Through the lens of model-based reinforcement learning, this dissertation demonstrates that internal rollouts generated by a learned world model can guide action selection, dramatically reducing the number of actual environment interactions needed to reach competent or even expert-level performance. This property is particularly valuable for robotics and other high-stakes domains, where data acquisition can be slow, expensive, or dangerous. To improve the learning behaviour of video prediction and world models, this dissertation presents several inductive biases, such as objective functions that encourage time consistency between frames or that help modeling extreme events, a masked generative prior that improves the sequence modelling capabilities of the dynamics modules, disentangled representations that improve exploration strategies, physics-informed approaches to incorporate physical constraints, and attention-based workspaces to enhance multi-agent coordination.
Although the proposed methods present performance gains in various experimental setups, the real value of this dissertation lies in the versatility of the proposed inductive biases. These biases, built and evaluated across different domains, are designed with the potential for application in large-scale architectures, suggesting that the same algorithmic principles can be repurposed for vision-driven control tasks or for anticipating rare climate events with potentially large societal impacts. These findings bridge a variety of application domains, from simple simulated environments to real-world tasks, illustrating how breakthroughs in generative modeling and self-supervised learning can be systematically harnessed to tackle the complexity of dynamic scenes and interactive decision-making. Improved data efficiency also reduces the environmental footprint of large-scale training regimes.

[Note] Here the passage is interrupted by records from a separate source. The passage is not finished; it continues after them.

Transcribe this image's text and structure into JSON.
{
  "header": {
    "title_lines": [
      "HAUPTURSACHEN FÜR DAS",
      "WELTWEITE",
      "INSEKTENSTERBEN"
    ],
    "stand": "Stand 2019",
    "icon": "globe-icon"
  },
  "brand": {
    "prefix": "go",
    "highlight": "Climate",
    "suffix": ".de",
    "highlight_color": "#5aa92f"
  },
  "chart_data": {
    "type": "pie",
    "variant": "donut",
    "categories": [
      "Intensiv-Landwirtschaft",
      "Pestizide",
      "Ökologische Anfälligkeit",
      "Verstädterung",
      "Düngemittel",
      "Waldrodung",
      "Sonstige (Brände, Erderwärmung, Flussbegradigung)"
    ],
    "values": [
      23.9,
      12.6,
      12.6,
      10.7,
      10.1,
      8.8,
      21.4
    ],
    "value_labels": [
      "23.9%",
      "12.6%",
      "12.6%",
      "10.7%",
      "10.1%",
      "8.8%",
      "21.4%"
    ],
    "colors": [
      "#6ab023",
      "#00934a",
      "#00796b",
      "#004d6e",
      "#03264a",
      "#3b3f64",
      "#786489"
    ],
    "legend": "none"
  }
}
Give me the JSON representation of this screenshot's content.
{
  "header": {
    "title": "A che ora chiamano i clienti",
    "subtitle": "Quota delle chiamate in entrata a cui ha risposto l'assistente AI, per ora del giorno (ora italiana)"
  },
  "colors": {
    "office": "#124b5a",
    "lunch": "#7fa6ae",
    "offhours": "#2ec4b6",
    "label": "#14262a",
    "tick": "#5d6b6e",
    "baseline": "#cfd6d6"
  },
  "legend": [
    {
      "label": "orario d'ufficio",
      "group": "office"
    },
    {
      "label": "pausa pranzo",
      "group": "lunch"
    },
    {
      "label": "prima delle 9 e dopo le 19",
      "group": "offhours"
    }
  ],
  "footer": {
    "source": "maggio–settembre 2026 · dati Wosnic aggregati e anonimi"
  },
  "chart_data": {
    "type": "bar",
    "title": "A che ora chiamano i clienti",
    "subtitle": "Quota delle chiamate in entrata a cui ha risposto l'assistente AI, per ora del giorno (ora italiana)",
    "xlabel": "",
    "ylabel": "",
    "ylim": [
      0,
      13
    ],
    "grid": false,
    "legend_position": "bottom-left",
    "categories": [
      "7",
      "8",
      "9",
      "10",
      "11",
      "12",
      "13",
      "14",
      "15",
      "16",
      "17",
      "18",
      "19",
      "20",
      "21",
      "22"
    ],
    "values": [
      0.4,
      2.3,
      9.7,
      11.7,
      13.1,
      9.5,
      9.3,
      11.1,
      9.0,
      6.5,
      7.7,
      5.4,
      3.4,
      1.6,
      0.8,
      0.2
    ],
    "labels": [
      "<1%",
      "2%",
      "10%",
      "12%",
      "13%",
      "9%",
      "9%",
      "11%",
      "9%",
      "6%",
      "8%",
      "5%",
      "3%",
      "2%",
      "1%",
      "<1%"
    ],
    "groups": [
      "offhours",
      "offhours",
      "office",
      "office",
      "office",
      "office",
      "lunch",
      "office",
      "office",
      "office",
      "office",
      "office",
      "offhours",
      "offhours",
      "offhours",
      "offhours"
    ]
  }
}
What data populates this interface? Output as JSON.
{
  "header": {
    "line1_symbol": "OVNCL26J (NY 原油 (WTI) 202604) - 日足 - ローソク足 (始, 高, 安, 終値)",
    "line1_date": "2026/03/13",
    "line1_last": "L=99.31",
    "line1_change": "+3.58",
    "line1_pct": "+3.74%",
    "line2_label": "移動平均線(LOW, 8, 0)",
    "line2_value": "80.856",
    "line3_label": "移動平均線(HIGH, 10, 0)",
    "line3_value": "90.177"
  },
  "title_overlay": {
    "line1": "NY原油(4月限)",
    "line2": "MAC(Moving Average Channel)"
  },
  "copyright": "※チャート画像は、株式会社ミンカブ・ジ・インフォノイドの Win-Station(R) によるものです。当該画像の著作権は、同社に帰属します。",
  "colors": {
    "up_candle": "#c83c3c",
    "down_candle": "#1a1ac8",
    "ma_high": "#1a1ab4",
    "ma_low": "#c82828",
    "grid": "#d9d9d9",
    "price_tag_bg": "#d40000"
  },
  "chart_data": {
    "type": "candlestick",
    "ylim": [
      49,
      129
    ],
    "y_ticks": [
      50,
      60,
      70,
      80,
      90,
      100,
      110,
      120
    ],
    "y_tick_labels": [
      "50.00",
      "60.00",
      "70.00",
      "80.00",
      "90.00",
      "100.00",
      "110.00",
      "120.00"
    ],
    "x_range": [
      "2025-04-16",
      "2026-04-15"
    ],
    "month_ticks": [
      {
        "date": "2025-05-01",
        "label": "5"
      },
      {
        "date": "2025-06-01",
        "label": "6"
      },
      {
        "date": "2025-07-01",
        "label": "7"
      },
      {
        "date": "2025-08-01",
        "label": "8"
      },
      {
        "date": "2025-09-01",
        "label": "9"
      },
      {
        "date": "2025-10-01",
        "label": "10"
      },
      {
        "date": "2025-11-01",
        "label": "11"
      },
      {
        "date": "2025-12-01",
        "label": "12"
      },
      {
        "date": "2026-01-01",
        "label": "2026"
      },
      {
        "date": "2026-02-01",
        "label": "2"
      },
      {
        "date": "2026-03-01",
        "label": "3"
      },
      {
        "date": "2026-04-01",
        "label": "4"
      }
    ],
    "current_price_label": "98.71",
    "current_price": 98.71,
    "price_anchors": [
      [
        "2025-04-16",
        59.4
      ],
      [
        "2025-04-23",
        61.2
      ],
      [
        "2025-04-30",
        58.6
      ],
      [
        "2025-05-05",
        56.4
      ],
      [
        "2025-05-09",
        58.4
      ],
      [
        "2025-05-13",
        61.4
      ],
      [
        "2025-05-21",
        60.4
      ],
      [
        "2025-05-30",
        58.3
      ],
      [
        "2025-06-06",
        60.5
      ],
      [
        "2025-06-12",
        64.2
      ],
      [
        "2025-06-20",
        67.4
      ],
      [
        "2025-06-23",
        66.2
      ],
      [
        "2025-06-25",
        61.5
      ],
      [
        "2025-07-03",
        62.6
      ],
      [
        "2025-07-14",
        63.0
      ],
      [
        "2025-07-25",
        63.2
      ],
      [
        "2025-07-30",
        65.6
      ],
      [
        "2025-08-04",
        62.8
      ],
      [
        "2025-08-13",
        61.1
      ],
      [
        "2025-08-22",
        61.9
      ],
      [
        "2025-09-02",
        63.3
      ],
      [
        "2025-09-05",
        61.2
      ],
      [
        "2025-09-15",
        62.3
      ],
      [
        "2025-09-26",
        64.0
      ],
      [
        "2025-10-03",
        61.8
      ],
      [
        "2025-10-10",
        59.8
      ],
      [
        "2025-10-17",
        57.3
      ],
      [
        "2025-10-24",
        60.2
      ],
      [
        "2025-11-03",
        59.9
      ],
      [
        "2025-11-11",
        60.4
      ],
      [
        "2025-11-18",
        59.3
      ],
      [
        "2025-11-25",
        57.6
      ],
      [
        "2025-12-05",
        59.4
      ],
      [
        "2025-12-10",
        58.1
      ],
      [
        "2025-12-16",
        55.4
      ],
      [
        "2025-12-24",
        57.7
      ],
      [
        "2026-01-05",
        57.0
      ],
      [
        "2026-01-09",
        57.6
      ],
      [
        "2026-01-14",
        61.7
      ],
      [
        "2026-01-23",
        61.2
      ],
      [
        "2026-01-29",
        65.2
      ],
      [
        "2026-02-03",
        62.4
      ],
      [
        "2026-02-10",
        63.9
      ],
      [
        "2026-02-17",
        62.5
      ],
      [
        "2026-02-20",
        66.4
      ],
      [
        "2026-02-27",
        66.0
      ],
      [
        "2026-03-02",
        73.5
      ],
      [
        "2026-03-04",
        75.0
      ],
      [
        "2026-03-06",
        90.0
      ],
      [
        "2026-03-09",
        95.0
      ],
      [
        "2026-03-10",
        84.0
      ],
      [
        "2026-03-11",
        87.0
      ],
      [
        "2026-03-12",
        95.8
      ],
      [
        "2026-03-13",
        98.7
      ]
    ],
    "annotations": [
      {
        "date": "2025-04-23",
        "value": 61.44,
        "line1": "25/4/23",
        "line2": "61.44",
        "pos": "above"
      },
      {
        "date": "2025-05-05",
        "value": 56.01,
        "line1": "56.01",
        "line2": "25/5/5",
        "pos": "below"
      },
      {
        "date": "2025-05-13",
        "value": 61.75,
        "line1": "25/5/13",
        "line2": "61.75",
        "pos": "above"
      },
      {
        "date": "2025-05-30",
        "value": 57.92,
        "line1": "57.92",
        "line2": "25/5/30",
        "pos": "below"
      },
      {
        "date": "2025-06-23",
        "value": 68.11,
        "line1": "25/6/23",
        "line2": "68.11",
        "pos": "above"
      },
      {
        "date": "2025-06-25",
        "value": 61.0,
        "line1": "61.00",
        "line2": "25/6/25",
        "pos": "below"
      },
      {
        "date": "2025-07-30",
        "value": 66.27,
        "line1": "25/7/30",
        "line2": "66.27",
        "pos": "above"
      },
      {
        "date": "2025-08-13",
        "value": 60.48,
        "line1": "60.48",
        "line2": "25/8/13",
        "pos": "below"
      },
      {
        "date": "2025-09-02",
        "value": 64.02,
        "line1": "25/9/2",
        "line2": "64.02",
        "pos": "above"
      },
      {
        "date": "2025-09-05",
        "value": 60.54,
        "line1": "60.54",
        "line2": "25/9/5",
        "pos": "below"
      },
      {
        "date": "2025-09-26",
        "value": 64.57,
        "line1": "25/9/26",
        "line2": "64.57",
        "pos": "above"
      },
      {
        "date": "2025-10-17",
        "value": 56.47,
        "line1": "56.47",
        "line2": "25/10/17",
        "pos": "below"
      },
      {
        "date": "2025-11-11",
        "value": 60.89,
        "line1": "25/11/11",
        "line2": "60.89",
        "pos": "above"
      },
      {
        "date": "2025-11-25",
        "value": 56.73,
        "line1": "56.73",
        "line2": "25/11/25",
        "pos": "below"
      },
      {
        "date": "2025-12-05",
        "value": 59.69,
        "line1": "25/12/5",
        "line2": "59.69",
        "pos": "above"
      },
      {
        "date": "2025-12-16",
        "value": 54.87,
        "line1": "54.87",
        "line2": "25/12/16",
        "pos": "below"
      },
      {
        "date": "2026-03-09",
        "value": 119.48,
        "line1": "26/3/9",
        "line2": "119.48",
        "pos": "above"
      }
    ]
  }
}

In conclusion, this dissertation answers research questions that highlight the transformative potential of generative and latent modeling frameworks to reshape how machines perceive, learn about, and ultimately act within the environments they encounter. By bridging latent imagination, generative representations, and self-supervised objectives, this work reveals a path toward artificial systems that not only learn rapidly from experience but also exhibit interpretability and generalization capabilities, bringing us closer to intelligent agents capable of robust, forward-looking reasoning and collaboration.